If you locate South Lafourche Parish, Louisiana, on a map or a satellite image, you’ll see two distinct ribbons that weave their way toward the Gulf of Mexico. One is the lazy, green bayou: an artifact distributary of the once fractal and wild Mississippi River before it was tamed and diverted into the single artery that now runs through New Orleans.
Running parallel to Bayou Lafourche is a two-lane road, Louisiana Highway 1. The LA-1 runs all the way to where the land ends, and then the road rises on great pillars over open water. At the end of the elevated road, Port Fourchon—one of the country’s major ports serving the deepwater oil and gas industry—sits sentry next to Grand Isle, a tiny resort island where kids play on the beaches, barricading their sandcastles against the crush of the tide.
The LA-1 runs through South Lafourche Parish along Bayou Lafourche, past the levee walls and floodgates at Golden Meadow, and all the way to Port Fourchon at the edge of the coast. NASA Aqua satellite image from April 25, 2010, from the EOSDIS Rapid Response Project.
Seven miles of LA-1, from Leeville to Port Fourchon, are elevated to withstand flooding. The remaining eight miles, from Golden Meadow to Leeville, are level with the Bayou, and remain vulnerable to frequent flooding. Image by NOAA climate.gov team based on NASA Landsat data from November 11, 2011, courtesy the USGS GLOVIS website.

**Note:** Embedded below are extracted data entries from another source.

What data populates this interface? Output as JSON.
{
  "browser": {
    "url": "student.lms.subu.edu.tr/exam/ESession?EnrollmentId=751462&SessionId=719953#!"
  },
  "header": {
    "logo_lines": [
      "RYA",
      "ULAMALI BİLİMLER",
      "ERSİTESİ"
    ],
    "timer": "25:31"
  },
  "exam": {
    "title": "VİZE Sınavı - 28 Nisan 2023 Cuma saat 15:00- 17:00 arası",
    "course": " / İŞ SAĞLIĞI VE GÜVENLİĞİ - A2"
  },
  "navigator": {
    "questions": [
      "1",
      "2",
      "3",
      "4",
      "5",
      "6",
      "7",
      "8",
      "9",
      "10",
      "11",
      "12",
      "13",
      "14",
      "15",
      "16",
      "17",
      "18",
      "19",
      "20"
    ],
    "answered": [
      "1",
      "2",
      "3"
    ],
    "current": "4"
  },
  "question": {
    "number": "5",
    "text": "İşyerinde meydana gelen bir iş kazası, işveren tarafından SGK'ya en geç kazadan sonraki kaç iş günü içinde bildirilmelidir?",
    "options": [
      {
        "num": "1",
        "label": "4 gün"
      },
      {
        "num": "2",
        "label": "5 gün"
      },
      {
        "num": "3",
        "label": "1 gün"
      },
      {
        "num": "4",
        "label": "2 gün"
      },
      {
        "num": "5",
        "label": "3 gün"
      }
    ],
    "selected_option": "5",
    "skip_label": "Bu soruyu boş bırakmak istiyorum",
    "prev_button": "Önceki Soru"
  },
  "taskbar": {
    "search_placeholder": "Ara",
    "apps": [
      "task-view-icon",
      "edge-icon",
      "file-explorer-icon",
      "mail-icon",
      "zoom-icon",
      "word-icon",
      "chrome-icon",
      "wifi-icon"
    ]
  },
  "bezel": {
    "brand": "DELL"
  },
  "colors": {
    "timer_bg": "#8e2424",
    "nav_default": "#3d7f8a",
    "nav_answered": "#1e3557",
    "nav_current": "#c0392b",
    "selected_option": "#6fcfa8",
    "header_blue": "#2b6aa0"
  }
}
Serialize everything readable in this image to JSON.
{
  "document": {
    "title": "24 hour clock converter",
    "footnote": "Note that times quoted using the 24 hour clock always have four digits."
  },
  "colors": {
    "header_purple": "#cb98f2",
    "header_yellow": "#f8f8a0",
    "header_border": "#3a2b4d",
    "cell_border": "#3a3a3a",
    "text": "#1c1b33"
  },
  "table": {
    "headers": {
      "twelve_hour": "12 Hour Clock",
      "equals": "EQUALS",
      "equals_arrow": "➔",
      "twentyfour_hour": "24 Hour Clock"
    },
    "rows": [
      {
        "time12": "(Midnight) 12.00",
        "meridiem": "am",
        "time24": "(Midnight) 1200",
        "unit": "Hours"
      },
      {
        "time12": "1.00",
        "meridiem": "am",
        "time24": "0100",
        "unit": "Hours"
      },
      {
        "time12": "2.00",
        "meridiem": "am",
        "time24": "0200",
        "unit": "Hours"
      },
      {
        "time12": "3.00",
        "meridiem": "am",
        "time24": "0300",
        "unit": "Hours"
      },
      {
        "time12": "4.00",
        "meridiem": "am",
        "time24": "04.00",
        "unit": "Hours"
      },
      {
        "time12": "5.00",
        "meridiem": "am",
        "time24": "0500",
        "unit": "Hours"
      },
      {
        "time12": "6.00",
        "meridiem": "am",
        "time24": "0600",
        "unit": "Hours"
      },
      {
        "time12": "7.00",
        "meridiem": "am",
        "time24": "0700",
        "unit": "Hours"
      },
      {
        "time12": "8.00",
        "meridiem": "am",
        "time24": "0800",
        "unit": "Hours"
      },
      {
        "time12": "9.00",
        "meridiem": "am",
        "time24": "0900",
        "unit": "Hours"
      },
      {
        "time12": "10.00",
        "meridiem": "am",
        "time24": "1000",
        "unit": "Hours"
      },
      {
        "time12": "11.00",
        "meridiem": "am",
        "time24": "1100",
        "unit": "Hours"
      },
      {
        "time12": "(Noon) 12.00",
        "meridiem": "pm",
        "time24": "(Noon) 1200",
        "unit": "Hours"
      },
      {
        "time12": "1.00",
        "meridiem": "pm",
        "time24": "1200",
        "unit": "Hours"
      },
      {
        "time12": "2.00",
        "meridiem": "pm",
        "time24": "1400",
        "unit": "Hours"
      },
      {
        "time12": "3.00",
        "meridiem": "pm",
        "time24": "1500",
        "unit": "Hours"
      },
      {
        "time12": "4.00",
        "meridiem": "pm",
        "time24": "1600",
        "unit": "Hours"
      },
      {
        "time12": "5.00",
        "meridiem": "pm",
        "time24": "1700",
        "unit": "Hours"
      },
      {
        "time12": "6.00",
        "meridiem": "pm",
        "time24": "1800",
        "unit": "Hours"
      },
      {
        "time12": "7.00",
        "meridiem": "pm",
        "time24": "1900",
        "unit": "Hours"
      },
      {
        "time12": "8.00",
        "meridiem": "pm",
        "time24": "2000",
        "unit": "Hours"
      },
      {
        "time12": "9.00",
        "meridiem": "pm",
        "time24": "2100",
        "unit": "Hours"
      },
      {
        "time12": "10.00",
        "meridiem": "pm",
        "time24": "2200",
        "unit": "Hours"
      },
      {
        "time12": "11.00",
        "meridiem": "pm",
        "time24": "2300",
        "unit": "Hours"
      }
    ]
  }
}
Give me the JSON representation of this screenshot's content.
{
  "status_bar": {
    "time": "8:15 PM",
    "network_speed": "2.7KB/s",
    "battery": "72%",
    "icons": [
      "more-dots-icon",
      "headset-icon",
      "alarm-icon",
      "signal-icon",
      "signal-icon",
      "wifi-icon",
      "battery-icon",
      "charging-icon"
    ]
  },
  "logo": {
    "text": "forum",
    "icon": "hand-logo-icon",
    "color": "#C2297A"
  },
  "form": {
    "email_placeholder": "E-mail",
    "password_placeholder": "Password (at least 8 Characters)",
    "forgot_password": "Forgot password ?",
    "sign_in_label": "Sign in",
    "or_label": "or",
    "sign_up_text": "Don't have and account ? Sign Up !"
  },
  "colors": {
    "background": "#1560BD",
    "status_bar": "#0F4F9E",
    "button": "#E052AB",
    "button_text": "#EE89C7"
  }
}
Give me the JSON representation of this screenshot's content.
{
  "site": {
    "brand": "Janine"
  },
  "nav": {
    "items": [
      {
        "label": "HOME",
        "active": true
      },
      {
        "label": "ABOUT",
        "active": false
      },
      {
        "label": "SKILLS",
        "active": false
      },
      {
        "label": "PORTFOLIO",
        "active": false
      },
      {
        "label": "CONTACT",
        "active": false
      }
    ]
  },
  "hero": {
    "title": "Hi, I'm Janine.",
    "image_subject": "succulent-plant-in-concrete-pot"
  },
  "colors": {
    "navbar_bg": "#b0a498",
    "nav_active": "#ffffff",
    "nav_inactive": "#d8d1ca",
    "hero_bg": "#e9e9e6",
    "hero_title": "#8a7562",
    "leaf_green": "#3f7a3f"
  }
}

As director of the South Lafourche levee district, Windell Curole’s job is not unlike the children playing in the sand; he is constantly bracing against the inevitable. The next big storm is always on the horizon; it’s not a matter of if, as they say, but when. In the grown-up world, plastic shovels and pails are swapped for giant cranes and bulldozers to build levees—giant flood defense walls formed from dirt and concrete.
Beyond the levee walls, Port Fourchon is also fortifying its structures.
The port’s resiliency was put to the test this past summer when the eye of Hurricane Isaac set its sights upon it. Though the port fared well and suffered minor damage, one major weakness in the infrastructure surrounding the port has the potential to impact every American at the gas pump.
For Curole and others—energy companies, port managers, and key decision-makers in the community—the availability of accurate data is critical. In a vulnerable landscape, it could mean the difference between flooding and thriving on a sinking landscape. A drive down LA-1, he tells me, will show me all I need to know about why the land is worth fighting for.